Rancho San Diego Library's Sa'adah program helps refugees

The Sa'adah series of programs, funded by the California State Library, took place at the Rancho San Diego Library from July 2014 to June 2015 to meet the needs of refugees in America. Millions have fled war, terror, and religious discrimination in the Middle East since the 1980s. Refugees face many stresses when coming to the United States. Adults have difficulty learning the language and culture and have trouble finding jobs with their limited English. They need incentive to get up in the morning and leave their homes to engage in society. Older adults feel unvalued by their families and society. Children acculturate faster than their parents and need to let out their frustrations in a positive manner. Refugees need help with stress management and communication skills. The non-Middle Eastern community needs to learn to accept their Middle Eastern neighbors.
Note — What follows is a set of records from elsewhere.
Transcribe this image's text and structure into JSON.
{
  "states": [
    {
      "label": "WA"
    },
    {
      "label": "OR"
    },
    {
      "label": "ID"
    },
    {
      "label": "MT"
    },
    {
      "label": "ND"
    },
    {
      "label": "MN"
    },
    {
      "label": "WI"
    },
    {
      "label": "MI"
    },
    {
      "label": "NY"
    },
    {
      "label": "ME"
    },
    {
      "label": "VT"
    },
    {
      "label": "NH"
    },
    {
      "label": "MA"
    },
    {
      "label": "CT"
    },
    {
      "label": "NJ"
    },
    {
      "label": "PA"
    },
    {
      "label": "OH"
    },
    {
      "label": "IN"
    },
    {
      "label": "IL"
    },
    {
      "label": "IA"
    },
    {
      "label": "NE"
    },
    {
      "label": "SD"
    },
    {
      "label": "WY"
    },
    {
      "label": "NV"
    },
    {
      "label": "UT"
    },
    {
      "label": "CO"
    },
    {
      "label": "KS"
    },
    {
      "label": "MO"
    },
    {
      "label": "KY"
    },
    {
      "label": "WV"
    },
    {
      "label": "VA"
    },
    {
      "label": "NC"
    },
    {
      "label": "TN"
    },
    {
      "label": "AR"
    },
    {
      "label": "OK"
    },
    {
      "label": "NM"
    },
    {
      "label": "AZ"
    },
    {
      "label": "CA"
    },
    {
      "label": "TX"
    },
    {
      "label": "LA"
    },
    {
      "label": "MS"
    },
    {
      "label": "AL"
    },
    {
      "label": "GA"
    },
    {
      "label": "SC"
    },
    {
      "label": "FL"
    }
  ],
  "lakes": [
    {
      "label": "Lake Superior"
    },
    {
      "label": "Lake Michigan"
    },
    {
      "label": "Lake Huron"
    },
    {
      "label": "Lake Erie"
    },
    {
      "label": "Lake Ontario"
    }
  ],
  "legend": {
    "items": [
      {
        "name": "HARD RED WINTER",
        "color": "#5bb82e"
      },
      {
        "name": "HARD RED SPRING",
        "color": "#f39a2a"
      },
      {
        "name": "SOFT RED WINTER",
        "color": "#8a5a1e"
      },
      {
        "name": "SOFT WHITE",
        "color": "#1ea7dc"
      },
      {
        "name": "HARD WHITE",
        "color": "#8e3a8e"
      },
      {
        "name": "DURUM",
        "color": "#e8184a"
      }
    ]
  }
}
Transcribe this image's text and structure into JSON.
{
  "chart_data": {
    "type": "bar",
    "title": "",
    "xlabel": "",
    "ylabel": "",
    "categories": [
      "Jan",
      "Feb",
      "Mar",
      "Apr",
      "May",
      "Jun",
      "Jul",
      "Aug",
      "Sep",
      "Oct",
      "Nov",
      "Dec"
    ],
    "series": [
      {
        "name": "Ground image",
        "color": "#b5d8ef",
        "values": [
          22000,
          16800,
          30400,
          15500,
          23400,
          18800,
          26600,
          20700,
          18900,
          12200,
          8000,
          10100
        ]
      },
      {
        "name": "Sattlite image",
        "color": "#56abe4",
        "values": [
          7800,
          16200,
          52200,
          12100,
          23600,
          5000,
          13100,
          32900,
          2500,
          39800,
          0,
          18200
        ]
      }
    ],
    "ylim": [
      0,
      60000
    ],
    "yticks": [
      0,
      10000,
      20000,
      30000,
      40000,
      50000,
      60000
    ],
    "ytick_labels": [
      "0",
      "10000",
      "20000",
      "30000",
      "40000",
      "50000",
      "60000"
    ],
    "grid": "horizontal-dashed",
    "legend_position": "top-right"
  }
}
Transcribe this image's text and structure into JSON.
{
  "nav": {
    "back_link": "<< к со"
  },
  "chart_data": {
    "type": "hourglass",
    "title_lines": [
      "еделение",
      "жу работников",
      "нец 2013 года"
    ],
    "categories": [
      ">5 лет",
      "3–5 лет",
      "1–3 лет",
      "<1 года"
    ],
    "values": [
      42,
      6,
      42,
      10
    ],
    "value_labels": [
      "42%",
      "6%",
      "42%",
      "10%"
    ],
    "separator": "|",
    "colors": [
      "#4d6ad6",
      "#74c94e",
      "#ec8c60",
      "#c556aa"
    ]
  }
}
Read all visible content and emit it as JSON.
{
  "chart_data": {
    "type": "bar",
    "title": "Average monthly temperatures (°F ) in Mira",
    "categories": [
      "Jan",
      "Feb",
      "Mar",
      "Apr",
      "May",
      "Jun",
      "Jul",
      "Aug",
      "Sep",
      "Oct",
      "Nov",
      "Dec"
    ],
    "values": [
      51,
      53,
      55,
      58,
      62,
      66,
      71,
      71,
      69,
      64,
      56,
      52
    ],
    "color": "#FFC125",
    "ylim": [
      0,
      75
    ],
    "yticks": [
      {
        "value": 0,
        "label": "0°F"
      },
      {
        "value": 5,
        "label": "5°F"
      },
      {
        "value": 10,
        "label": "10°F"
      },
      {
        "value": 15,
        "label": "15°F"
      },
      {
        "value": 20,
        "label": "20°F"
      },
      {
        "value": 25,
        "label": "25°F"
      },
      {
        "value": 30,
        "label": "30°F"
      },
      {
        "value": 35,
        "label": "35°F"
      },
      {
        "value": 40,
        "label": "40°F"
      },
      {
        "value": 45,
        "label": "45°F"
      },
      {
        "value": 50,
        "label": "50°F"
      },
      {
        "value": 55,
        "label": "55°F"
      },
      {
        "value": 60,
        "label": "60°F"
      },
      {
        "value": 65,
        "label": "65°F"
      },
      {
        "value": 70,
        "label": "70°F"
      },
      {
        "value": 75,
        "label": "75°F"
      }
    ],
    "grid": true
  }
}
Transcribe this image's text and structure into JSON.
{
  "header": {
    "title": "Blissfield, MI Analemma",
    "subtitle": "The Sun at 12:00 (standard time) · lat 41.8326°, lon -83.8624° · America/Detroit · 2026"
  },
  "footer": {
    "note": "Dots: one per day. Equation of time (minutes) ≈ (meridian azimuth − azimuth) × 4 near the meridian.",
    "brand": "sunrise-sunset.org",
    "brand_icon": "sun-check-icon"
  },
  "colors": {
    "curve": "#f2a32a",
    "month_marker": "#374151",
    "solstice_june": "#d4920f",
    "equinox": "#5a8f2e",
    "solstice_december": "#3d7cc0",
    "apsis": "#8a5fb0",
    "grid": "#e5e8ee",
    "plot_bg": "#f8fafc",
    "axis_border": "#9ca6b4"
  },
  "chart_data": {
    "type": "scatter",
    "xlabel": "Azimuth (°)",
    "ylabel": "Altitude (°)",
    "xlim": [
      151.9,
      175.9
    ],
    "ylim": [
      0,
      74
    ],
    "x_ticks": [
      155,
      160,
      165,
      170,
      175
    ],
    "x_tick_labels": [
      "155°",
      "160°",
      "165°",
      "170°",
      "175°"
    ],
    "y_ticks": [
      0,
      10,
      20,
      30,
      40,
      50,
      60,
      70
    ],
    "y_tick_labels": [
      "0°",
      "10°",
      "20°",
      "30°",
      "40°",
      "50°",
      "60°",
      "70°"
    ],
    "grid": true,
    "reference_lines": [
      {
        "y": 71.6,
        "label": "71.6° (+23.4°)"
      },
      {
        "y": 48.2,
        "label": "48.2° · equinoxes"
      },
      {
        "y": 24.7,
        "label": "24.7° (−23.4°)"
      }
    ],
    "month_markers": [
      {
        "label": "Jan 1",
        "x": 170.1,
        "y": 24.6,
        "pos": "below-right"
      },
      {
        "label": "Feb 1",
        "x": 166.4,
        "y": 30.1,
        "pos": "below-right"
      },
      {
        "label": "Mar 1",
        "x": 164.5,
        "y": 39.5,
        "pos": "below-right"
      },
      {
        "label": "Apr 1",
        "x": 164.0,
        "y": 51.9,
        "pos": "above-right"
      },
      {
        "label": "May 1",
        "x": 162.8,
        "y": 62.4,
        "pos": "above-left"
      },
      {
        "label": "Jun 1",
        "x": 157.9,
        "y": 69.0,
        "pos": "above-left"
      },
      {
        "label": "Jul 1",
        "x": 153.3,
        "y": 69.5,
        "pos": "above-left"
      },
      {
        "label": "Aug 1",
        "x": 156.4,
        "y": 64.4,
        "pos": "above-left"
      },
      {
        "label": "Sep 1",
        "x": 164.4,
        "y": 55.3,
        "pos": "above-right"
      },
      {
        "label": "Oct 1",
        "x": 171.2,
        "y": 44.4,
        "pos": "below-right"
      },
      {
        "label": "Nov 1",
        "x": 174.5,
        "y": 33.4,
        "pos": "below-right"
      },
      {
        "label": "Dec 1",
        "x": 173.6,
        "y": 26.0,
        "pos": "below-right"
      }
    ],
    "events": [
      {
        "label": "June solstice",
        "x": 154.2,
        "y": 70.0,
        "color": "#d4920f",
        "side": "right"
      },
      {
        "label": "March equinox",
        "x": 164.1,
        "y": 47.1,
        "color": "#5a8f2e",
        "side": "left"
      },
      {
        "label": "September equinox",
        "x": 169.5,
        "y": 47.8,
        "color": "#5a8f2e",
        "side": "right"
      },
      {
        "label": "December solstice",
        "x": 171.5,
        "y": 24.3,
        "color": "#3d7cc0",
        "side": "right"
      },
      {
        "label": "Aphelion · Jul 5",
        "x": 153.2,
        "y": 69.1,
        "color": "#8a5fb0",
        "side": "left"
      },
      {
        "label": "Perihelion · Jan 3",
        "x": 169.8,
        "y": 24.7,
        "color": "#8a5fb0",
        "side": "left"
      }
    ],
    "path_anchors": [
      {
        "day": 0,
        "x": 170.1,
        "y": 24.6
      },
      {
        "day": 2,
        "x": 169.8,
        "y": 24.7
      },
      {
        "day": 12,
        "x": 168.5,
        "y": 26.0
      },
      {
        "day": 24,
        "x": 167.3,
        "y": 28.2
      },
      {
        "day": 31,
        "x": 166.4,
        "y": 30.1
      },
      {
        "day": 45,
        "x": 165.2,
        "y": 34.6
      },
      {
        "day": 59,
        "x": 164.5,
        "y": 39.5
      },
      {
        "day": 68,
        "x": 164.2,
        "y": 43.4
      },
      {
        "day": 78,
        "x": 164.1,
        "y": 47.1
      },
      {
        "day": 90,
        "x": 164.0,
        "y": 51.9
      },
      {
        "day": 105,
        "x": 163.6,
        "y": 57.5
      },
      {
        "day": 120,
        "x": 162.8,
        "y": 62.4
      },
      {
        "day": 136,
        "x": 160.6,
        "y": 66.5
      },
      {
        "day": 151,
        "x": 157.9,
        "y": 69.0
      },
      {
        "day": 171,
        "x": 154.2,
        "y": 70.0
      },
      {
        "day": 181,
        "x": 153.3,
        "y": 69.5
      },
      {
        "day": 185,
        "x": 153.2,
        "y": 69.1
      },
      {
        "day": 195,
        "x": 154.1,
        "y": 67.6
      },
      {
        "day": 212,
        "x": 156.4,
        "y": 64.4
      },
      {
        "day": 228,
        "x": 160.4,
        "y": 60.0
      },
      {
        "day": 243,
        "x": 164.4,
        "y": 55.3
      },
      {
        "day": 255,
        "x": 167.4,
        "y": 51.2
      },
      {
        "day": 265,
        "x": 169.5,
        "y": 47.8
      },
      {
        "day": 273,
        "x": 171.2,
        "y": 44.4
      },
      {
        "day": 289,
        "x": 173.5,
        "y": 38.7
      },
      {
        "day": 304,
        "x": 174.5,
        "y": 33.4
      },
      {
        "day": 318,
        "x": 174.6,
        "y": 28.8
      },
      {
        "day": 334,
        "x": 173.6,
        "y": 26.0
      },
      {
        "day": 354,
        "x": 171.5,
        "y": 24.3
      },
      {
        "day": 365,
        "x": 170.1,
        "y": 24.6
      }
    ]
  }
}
These programs helped refugees be safer, healthier, prosperous, and better educated. The series included a socialization component (Game Day), a language component (citizenship and ESL), a healthy living component (Healthy Living/Express Art), and a program to help the non-Middle Eastern community accept Middle Eastern customers (Finale). On Game Days, customers came to the library to play Bingo, Scrabble, Pictionary, talk, and forget about their problems. During the Citizenship Workshops, customers practiced their English and learned about the United States so that they can become participating citizens. As a Grand Finale, customers celebrated Middle Eastern culture and exposed the non-Middle Eastern population to Middle Eastern culture. To date, the total program attendance has been 925.